Posted on:2003-12-10Degree:Ph.DType:Dissertation
University:Yale UniversityCandidate:Bhatt, NinaFull Text:PDF
GTID:1462390011485959Subject:Anthropology
Abstract/Summary:
This dissertation is an ethnography of one segment of the Nepalese official class—the civil servants detailed to the royal parks. In it, I explore the ways in which bureaucrats partake of the charismatic identity of kingship to become part of the monarch's fictive family. The study examines the process by which local and national identities are created in relation to the monarchy, and how this relationship has been challenged, influenced, and refashioned by the forces of globalization and democratization during the post-andolan era of the 1990s.; For over half a century, the personal identities of wildlife officials and the Nepali monarchy have been inextricably linked.

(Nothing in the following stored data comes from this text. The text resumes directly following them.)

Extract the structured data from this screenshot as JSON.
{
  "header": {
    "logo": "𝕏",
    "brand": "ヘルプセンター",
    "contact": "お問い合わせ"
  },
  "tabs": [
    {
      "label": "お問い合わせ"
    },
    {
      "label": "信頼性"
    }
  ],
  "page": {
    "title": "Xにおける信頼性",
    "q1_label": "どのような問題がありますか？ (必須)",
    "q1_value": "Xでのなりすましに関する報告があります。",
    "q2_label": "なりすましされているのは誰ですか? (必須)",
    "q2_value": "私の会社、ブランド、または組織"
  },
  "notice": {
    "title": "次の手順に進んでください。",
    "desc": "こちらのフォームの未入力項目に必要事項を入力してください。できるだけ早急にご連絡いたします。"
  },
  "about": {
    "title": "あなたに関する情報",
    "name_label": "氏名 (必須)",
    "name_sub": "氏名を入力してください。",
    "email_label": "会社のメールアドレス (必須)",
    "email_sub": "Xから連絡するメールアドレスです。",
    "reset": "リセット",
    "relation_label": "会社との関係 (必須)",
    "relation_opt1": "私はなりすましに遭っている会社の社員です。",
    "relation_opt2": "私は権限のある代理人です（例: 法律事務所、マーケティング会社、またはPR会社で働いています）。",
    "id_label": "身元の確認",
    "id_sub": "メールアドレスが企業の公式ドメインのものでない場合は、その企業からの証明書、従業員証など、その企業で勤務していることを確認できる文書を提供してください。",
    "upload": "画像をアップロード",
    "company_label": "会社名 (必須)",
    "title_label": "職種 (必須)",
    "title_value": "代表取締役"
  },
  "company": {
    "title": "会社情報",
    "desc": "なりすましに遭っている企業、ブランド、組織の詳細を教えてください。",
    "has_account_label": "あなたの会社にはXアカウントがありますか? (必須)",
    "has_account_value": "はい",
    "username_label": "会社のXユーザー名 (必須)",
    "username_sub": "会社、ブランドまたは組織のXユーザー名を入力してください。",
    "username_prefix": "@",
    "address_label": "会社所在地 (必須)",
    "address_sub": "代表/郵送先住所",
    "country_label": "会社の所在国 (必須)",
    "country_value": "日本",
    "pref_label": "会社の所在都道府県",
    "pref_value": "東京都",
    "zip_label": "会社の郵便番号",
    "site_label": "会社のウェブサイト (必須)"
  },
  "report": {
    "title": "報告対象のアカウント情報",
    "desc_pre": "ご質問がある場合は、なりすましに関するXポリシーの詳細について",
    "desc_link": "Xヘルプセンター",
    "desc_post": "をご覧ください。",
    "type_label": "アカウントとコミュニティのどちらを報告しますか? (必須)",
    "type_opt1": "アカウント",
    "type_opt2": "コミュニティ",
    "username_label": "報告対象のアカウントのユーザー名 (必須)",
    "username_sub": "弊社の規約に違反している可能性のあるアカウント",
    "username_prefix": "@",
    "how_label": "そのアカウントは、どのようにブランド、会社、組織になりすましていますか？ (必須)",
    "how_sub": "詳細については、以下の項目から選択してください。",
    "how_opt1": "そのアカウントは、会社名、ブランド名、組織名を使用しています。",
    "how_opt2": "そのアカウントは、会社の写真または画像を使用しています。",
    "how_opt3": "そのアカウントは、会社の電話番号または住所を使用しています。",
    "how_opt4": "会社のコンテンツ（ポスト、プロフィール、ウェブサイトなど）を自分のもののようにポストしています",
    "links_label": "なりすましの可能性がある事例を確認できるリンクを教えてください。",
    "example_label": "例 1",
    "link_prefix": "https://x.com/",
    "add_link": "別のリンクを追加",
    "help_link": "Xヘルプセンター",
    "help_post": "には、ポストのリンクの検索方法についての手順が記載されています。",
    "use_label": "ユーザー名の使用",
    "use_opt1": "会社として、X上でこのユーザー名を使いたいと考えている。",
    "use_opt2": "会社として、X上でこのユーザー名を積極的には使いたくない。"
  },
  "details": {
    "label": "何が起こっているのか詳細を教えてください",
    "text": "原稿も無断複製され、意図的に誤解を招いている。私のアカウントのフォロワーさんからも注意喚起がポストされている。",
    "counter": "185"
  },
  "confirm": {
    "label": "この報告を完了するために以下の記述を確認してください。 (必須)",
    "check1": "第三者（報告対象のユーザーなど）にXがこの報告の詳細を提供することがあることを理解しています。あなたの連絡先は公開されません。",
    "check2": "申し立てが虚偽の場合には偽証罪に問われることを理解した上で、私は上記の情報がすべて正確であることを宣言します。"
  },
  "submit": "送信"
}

The king of Nepal was the King of the Jungle—and the park staff who served him were, to some degree, Kings of the Jungle as well. With the rise of democratization, however, both the king and his surrogates have been in decline.; The royal massacre of 2001 was not only a horrific event, it was also a horrific metaphor. The victims of the physical massacre were limited to the royal family itself, but the victims of the metaphoric attack on the monarchy stretched the length and breadth of the country. Few Nepalis felt the psychic blow more deeply and more personally than the rangers, scouts and wardens of Royal Bardia and the Makalu-Baron national parks.; In Nepal (as elsewhere), the package of globalization—representative government, modernization, increased involvement with NGOs, integration to the wider world community—has brought material benefits, but often at great cost. The losers of this paradigm shift are not solely those predicted by globalization theorists.; The park staff on whom my ethnography is focused do not fit neatly into the standard framework of globalization's losers: they are not natural anachronisms, in either an economic or political categorization. In this respect, my ethnography contains observations applicable to many other communities all over the world: globalization's losers—or those who consider themselves to be losers—are far more numerous, varied, and resistant to easy categorization than the economic determinists of Western academia may like to believe.